The industry has been using carbon sequestration for decades as a way to pump more hydrocarbons out of the ground. Today energy companies — with the help of government subsidies — are looking to scale up carbon capture and storage technology, not just to bury their own emissions, but also those produced by other industries such as steel and cement.
The industry is “very quickly” going to create the use of “CCS as a service,” Royal Dutch Shell’s Head of Integrated Gas, Renewables and New Energy Solutions Maarten Wetselaar said in a recent interview.
The energy major is currently linked to a number of major CCS projects, from the Northern Lights in Norway to Porthos in The Netherlands. On Tuesday Shell said it was proposing to build a large-scale facility with a 300-million-ton storage capacity at its Scotford Complex in Alberta, Canada. However, so far only two are operational, Quest in Canada and the Chevron Corp.-operated Gorgon project in Australia. These projects are “one-dimensional,” in that they are “very much focused on our emissions for our own assets,”says Shell head of CCS Syrie Crouch.
The question now has moved onto what CCS can offer beyond capturing Shell’s own emissions, says Crouch. Whether that’s aiding the blue hydrogen industry — which requires capturing emissions — or offering carbon services to heavy emitters in industrial hubs.
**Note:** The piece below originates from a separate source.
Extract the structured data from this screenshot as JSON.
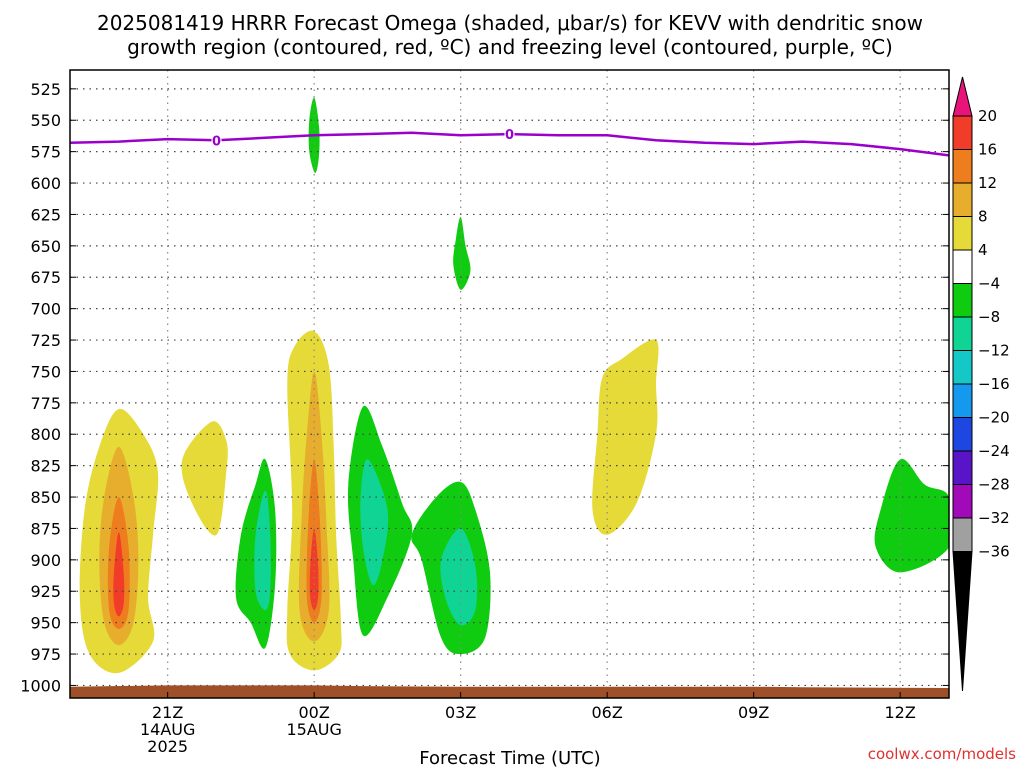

Many big emitters are likely to view CCS as beyond their core competency and so will look to outsource the process, HSBC Holdings Plc analyst Tarek Soliman wrote in a research note on June 30. They might be able to “plug into” a carbon handling network as a way of capturing their emissions. “The wider use of CO2 in process industries as an input could also facilitate a market where capturing and delivering carbon dioxide becomes a profitable business,” Soliman says.
While CCS is set to play a key role in the path to net-zero, critics say the technology feasibility at scale is so far unproven. Shell’s own scenario for keeping global warming to within 2 degrees celsius of pre-industrial levels by 2070, says that 10,000 large facilities have to be built over the next five decades, from fewer than 50 in operation last year.
Backed by Norway’s Equinor ASA, TotalEnergies SE and Shell, the Northern Lights project in the North Sea represents the next stage in developing CCS purely as a service industry. The venture will liquefy industrial CO2 emissions, transport them offshore and bury them. “We’re saying, here is a sink, here is a shipping solution and we will come pick up your CO2, we will take it back and we will store it for you at a tariff,” says Crouch.
The model could even become, “I’m going to sell you natural gas and I’ll take the CO2 back,” says Wetselaar. This adds extra layers of complexity: carbon prices, shipping costs, cross-border transportation. But as there are increasing numbers of countries with net-zero aims, these issues are being increasingly explored.
“There are a lot of things to put in place, but it is something that’s getting discussed,” says Crouch.